Volatile organic compounds (VOCs) continue to be the major source of direct and indirect air pollution. Here, cryptomelane-type octahedral molecular sieve (OMS-2) manganese oxide, amorphous manganese oxide (AMO), and mixed copper manganese oxide (CuO/Mn2O3) nanomaterials were synthesized and, together with commercial MnO2, characterized by various techniques. These catalysts were investigated for gas-phase total oxidation of six VOCs under air atmosphere. Using OMS-2 at 250 °C, the average conversions for toluene, benzene, ethylbenzene, p-xylene, m-xylene, and o-xylene were 75%, 61%, 45%, 23%, 13%, and 8%, respectively, whereas using CuO/Mn2O3, 72%, 44%, 37%, 29%, 27%, and 26%, respectively, were obtained. Generally, the conversion of VOCs to CO2 using the synthesized catalysts increased in the order: o-xylene ≈ m-xylene < p-xylene < ethylbenzene < benzene < toluene. However, using commercial MnO2, benzene (44% conversion) was more reactive than toluene (37%), and the xylenes showed similar reactivities (13–20%). Differences in reactivity among VOCs were rationalized in terms of degree of substrate adsorption and structural effects.

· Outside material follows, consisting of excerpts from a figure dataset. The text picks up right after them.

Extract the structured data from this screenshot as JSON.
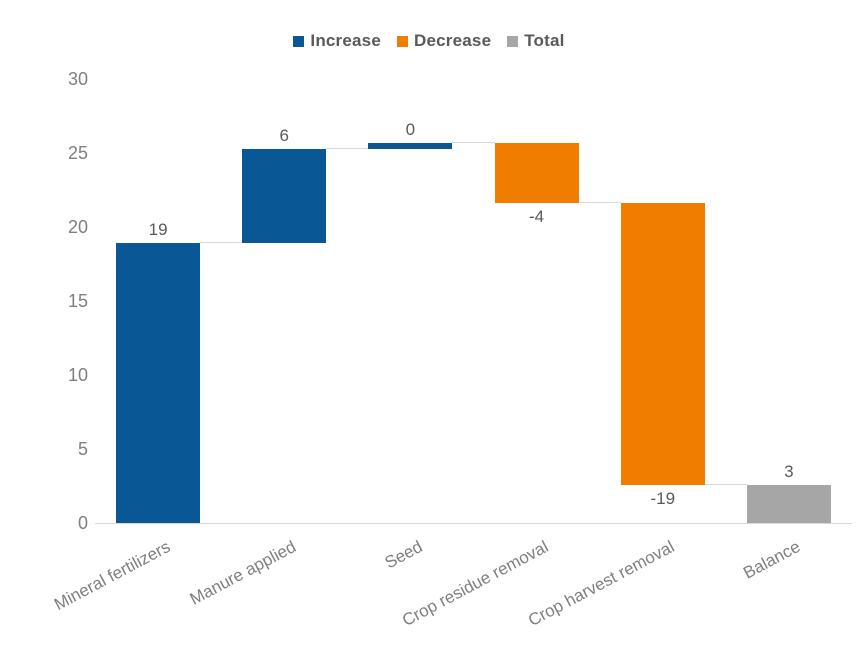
{
  "chart_data": {
    "type": "waterfall",
    "title": "",
    "categories": [
      "Mineral fertilizers",
      "Manure applied",
      "Seed",
      "Crop residue removal",
      "Crop harvest removal",
      "Balance"
    ],
    "values": [
      19,
      6,
      0,
      -4,
      -19,
      3
    ],
    "bars": [
      {
        "category": "Mineral fertilizers",
        "label": "19",
        "role": "increase",
        "start": 0,
        "end": 18.9,
        "label_side": "above"
      },
      {
        "category": "Manure applied",
        "label": "6",
        "role": "increase",
        "start": 18.9,
        "end": 25.3,
        "label_side": "above"
      },
      {
        "category": "Seed",
        "label": "0",
        "role": "increase",
        "start": 25.3,
        "end": 25.67,
        "label_side": "above"
      },
      {
        "category": "Crop residue removal",
        "label": "-4",
        "role": "decrease",
        "start": 25.67,
        "end": 21.6,
        "label_side": "below"
      },
      {
        "category": "Crop harvest removal",
        "label": "-19",
        "role": "decrease",
        "start": 21.6,
        "end": 2.6,
        "label_side": "below"
      },
      {
        "category": "Balance",
        "label": "3",
        "role": "total",
        "start": 0,
        "end": 2.55,
        "label_side": "above"
      }
    ],
    "y_axis": {
      "ticks": [
        "0",
        "5",
        "10",
        "15",
        "20",
        "25",
        "30"
      ],
      "lim": [
        0,
        30
      ]
    },
    "legend": [
      {
        "label": "Increase",
        "role": "increase"
      },
      {
        "label": "Decrease",
        "role": "decrease"
      },
      {
        "label": "Total",
        "role": "total"
      }
    ],
    "legend_position": "top",
    "grid": false,
    "colors": {
      "increase": "#0A5796",
      "decrease": "#EF7D00",
      "total": "#A6A6A6",
      "connector": "#D9D9D9",
      "axis_line": "#D9D9D9",
      "tick_label": "#7F7F7F",
      "category_label": "#7F7F7F",
      "data_label": "#595959",
      "legend_text": "#595959"
    }
  }
}
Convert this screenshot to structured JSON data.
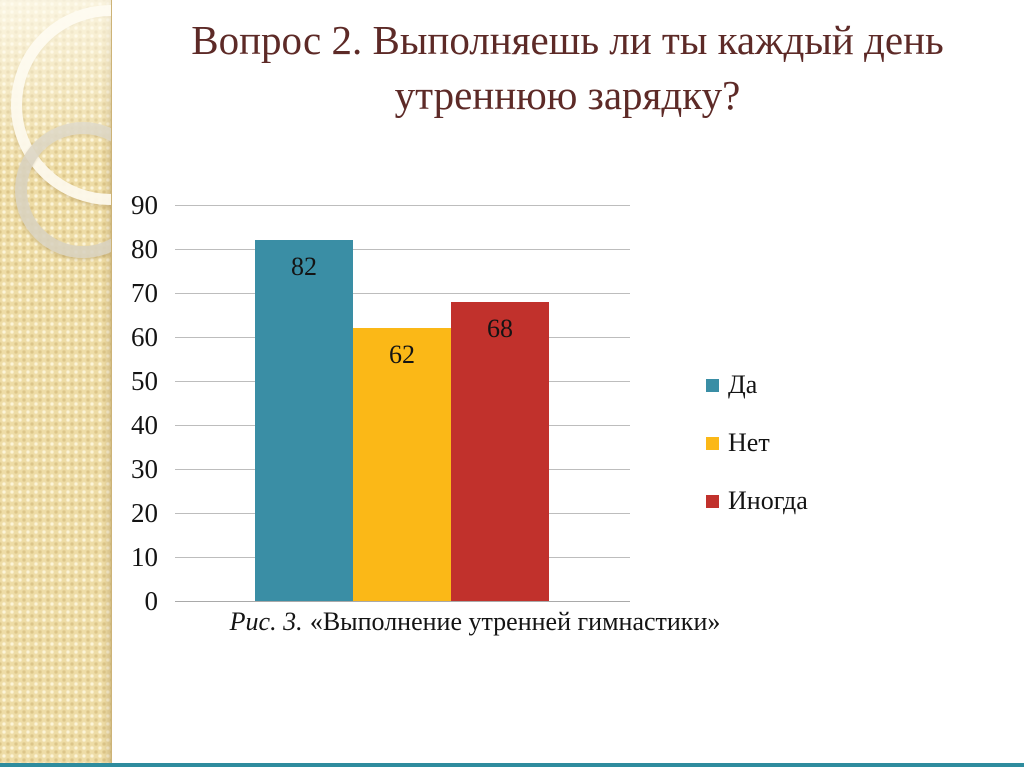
{
  "slide": {
    "title_line1": "Вопрос 2. Выполняешь ли ты каждый день",
    "title_line2": "утреннюю зарядку?",
    "caption": {
      "prefix": "Рис. 3.",
      "text": "«Выполнение утренней гимнастики»"
    }
  },
  "chart_data": {
    "type": "bar",
    "categories": [
      "Да",
      "Нет",
      "Иногда"
    ],
    "values": [
      82,
      62,
      68
    ],
    "data_labels": [
      "82",
      "62",
      "68"
    ],
    "bar_colors": [
      "#3A8EA5",
      "#FBB817",
      "#C1312C"
    ],
    "y_ticks": [
      90,
      80,
      70,
      60,
      50,
      40,
      30,
      20,
      10,
      0
    ],
    "ylim": [
      0,
      90
    ],
    "grid": true,
    "legend_position": "right",
    "legend": [
      {
        "label": "Да",
        "color": "#3A8EA5"
      },
      {
        "label": "Нет",
        "color": "#FBB817"
      },
      {
        "label": "Иногда",
        "color": "#C1312C"
      }
    ]
  },
  "theme": {
    "title_color": "#5D2A27",
    "grid_color": "#BDBDBD",
    "sidebar_color": "#EEDCA6",
    "accent_line_color": "#2E8C9E",
    "text_color": "#141414",
    "background_color": "#FFFFFF"
  }
}
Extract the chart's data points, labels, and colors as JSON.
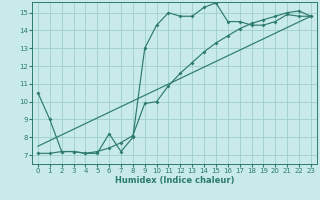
{
  "xlabel": "Humidex (Indice chaleur)",
  "xlim": [
    -0.5,
    23.5
  ],
  "ylim": [
    6.5,
    15.6
  ],
  "xticks": [
    0,
    1,
    2,
    3,
    4,
    5,
    6,
    7,
    8,
    9,
    10,
    11,
    12,
    13,
    14,
    15,
    16,
    17,
    18,
    19,
    20,
    21,
    22,
    23
  ],
  "yticks": [
    7,
    8,
    9,
    10,
    11,
    12,
    13,
    14,
    15
  ],
  "bg_color": "#c8eaea",
  "line_color": "#2d7a6e",
  "grid_color": "#9ecece",
  "line1_x": [
    0,
    1,
    2,
    3,
    4,
    5,
    6,
    7,
    8,
    9,
    10,
    11,
    12,
    13,
    14,
    15,
    16,
    17,
    18,
    19,
    20,
    21,
    22,
    23
  ],
  "line1_y": [
    10.5,
    9.0,
    7.2,
    7.2,
    7.1,
    7.1,
    8.2,
    7.2,
    8.0,
    13.0,
    14.3,
    15.0,
    14.8,
    14.8,
    15.3,
    15.55,
    14.5,
    14.5,
    14.3,
    14.3,
    14.5,
    14.9,
    14.8,
    14.8
  ],
  "line2_x": [
    0,
    1,
    2,
    3,
    4,
    5,
    6,
    7,
    8,
    9,
    10,
    11,
    12,
    13,
    14,
    15,
    16,
    17,
    18,
    19,
    20,
    21,
    22,
    23
  ],
  "line2_y": [
    7.1,
    7.1,
    7.2,
    7.2,
    7.1,
    7.2,
    7.4,
    7.7,
    8.1,
    9.9,
    10.0,
    10.9,
    11.6,
    12.2,
    12.8,
    13.3,
    13.7,
    14.1,
    14.4,
    14.6,
    14.8,
    15.0,
    15.1,
    14.8
  ],
  "line3_x": [
    0,
    23
  ],
  "line3_y": [
    7.5,
    14.8
  ]
}
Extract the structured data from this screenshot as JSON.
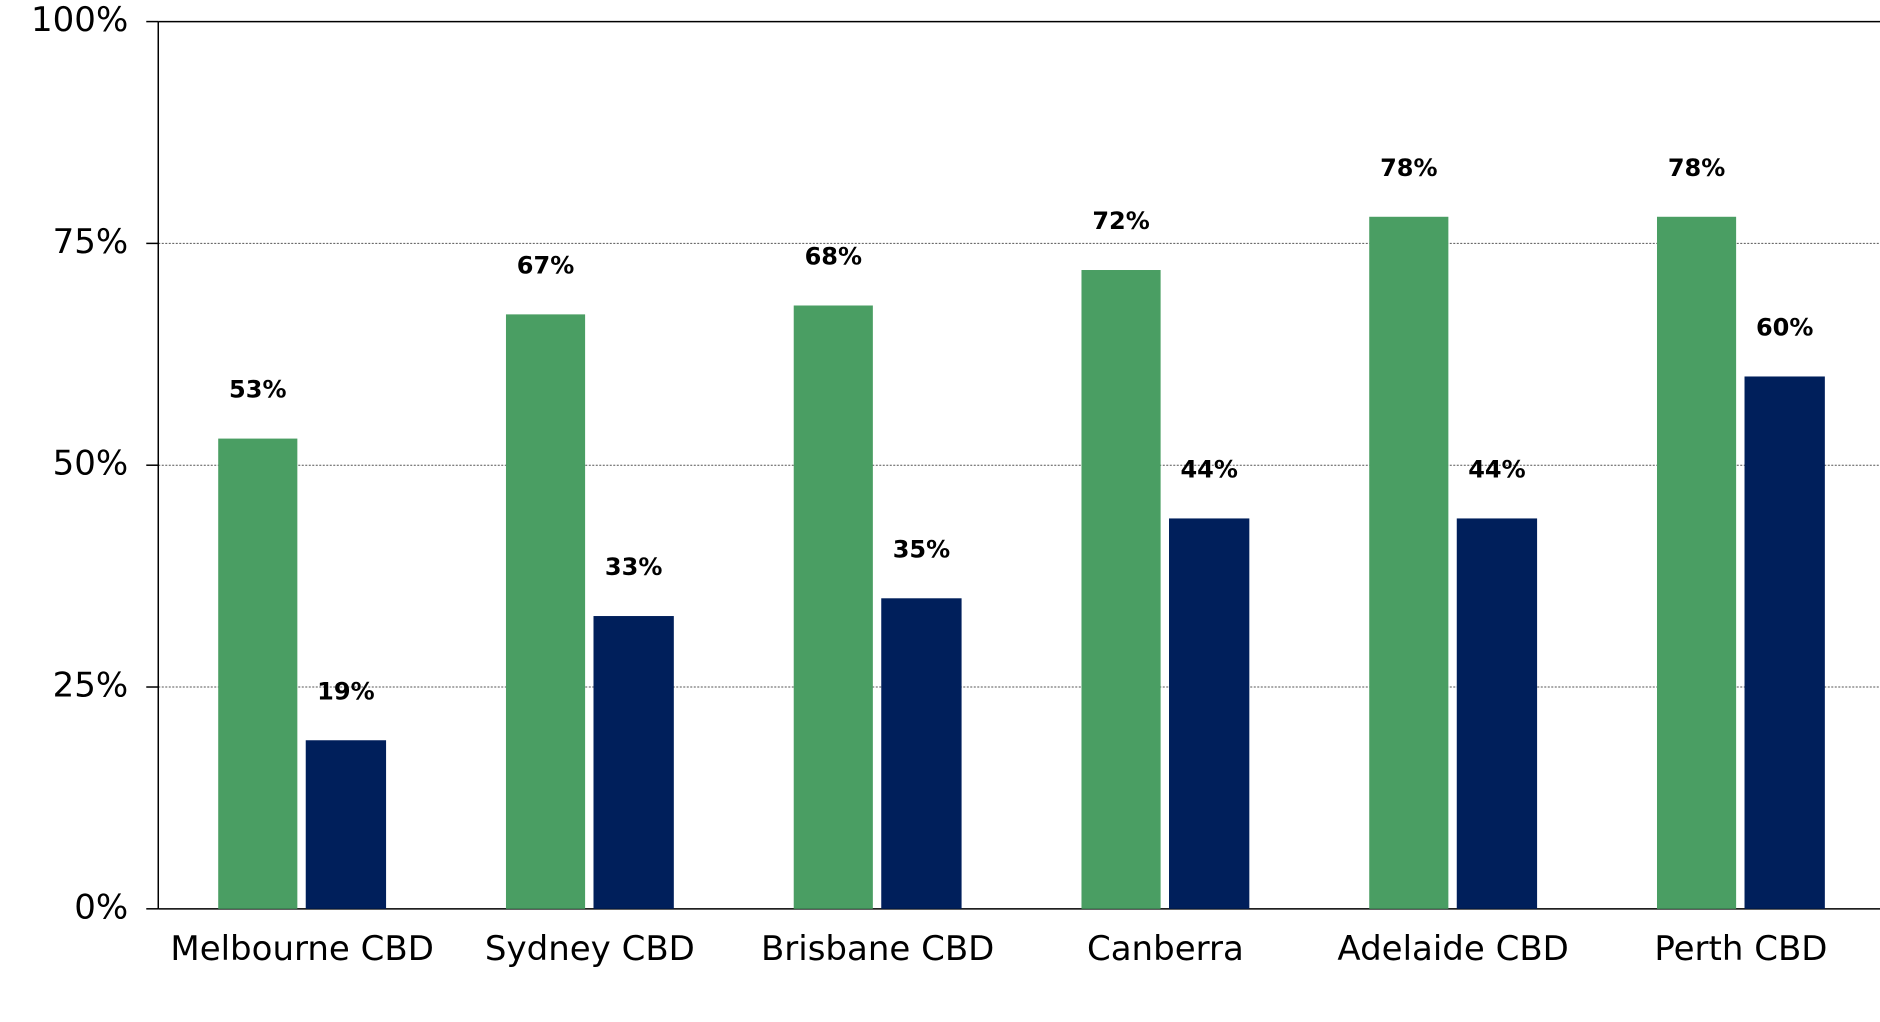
{
  "chart_data": {
    "type": "bar",
    "categories": [
      "Melbourne CBD",
      "Sydney CBD",
      "Brisbane CBD",
      "Canberra",
      "Adelaide CBD",
      "Perth CBD"
    ],
    "series": [
      {
        "color": "#4a9e63",
        "values": [
          53,
          67,
          68,
          72,
          78,
          78
        ],
        "value_labels": [
          "53%",
          "67%",
          "68%",
          "72%",
          "78%",
          "78%"
        ]
      },
      {
        "color": "#001f5b",
        "values": [
          19,
          33,
          35,
          44,
          44,
          60
        ],
        "value_labels": [
          "19%",
          "33%",
          "35%",
          "44%",
          "44%",
          "60%"
        ]
      }
    ],
    "ylim": [
      0,
      100
    ],
    "yticks": [
      {
        "value": 0,
        "label": "0%"
      },
      {
        "value": 25,
        "label": "25%"
      },
      {
        "value": 50,
        "label": "50%"
      },
      {
        "value": 75,
        "label": "75%"
      },
      {
        "value": 100,
        "label": "100%"
      }
    ],
    "grid": true
  }
}
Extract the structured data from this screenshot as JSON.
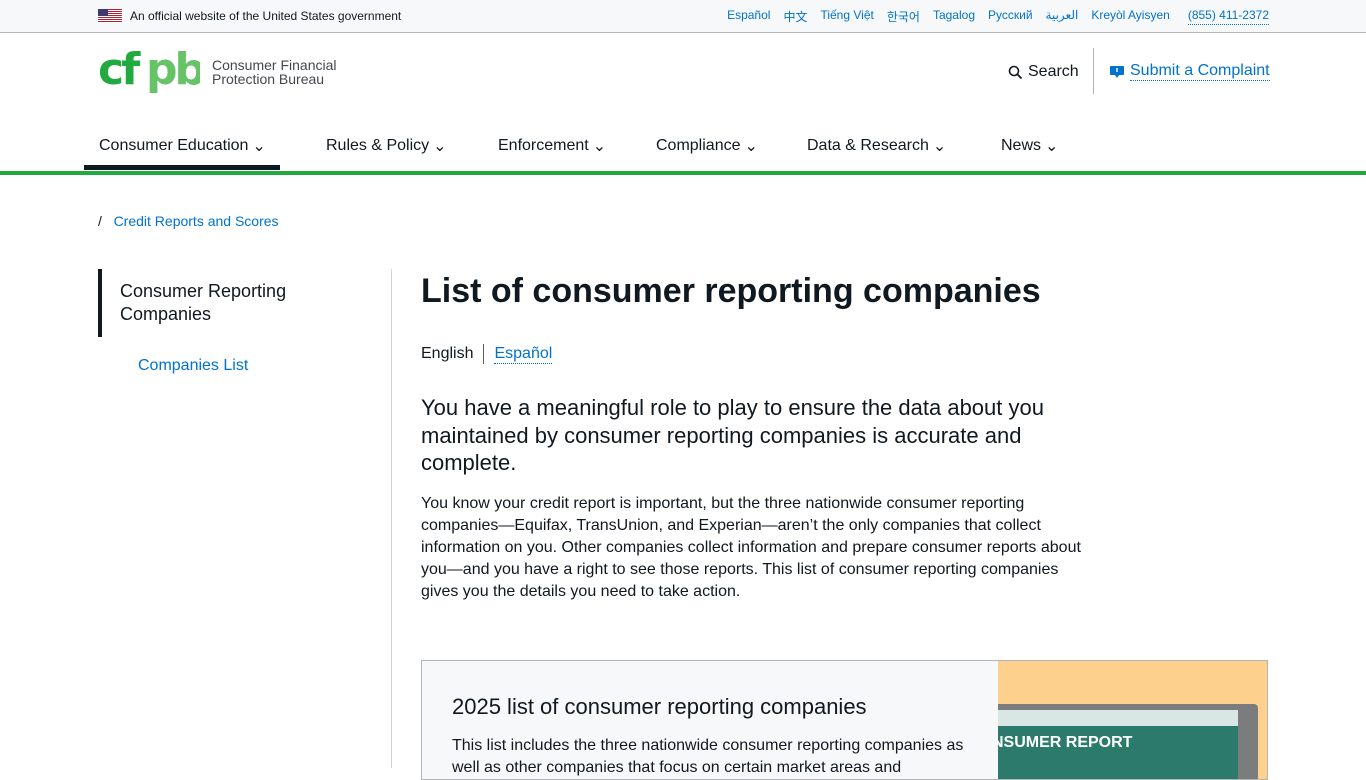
{
  "banner": {
    "official": "An official website of the United States government",
    "languages": [
      "Español",
      "中文",
      "Tiếng Việt",
      "한국어",
      "Tagalog",
      "Русский",
      "العربية",
      "Kreyòl Ayisyen"
    ],
    "phone": "(855) 411-2372"
  },
  "header": {
    "logo_mark": "cfpb",
    "logo_line1": "Consumer Financial",
    "logo_line2": "Protection Bureau",
    "search": "Search",
    "complaint": "Submit a Complaint"
  },
  "nav": [
    "Consumer Education",
    "Rules & Policy",
    "Enforcement",
    "Compliance",
    "Data & Research",
    "News"
  ],
  "breadcrumb": {
    "sep": "/",
    "link": "Credit Reports and Scores"
  },
  "sidebar": {
    "current": "Consumer Reporting Companies",
    "sub": "Companies List"
  },
  "main": {
    "title": "List of consumer reporting companies",
    "lang_current": "English",
    "lang_other": "Español",
    "lead": "You have a meaningful role to play to ensure the data about you maintained by consumer reporting companies is accurate and complete.",
    "body": "You know your credit report is important, but the three nationwide consumer reporting companies—Equifax, TransUnion, and Experian—aren’t the only companies that collect information on you. Other companies collect information and prepare consumer reports about you—and you have a right to see those reports. This list of consumer reporting companies gives you the details you need to take action."
  },
  "card": {
    "title": "2025 list of consumer reporting companies",
    "text": "This list includes the three nationwide consumer reporting companies as well as other companies that focus on certain market areas and",
    "image_label": "CONSUMER REPORT"
  },
  "colors": {
    "brand_green": "#20aa3f",
    "link": "#0072ce"
  }
}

For example, the reactivity of xylenes was dictated by the shape-selectivity of stable OMS-2. The higher oxidative activities exhibited by OMS-2, AMO, and CuO/Mn2O3 as compared to commercial MnO2 were attributed to a combination of factors including structure, morphology, hydrophobicity, and redox properties. The mobility and reactivity of active oxygen species were strongly correlated with catalytic activities. Lattice oxygen was involved in the VOC oxidation, suggesting that the reaction could proceed via the Mars–van Krevelen mechanism.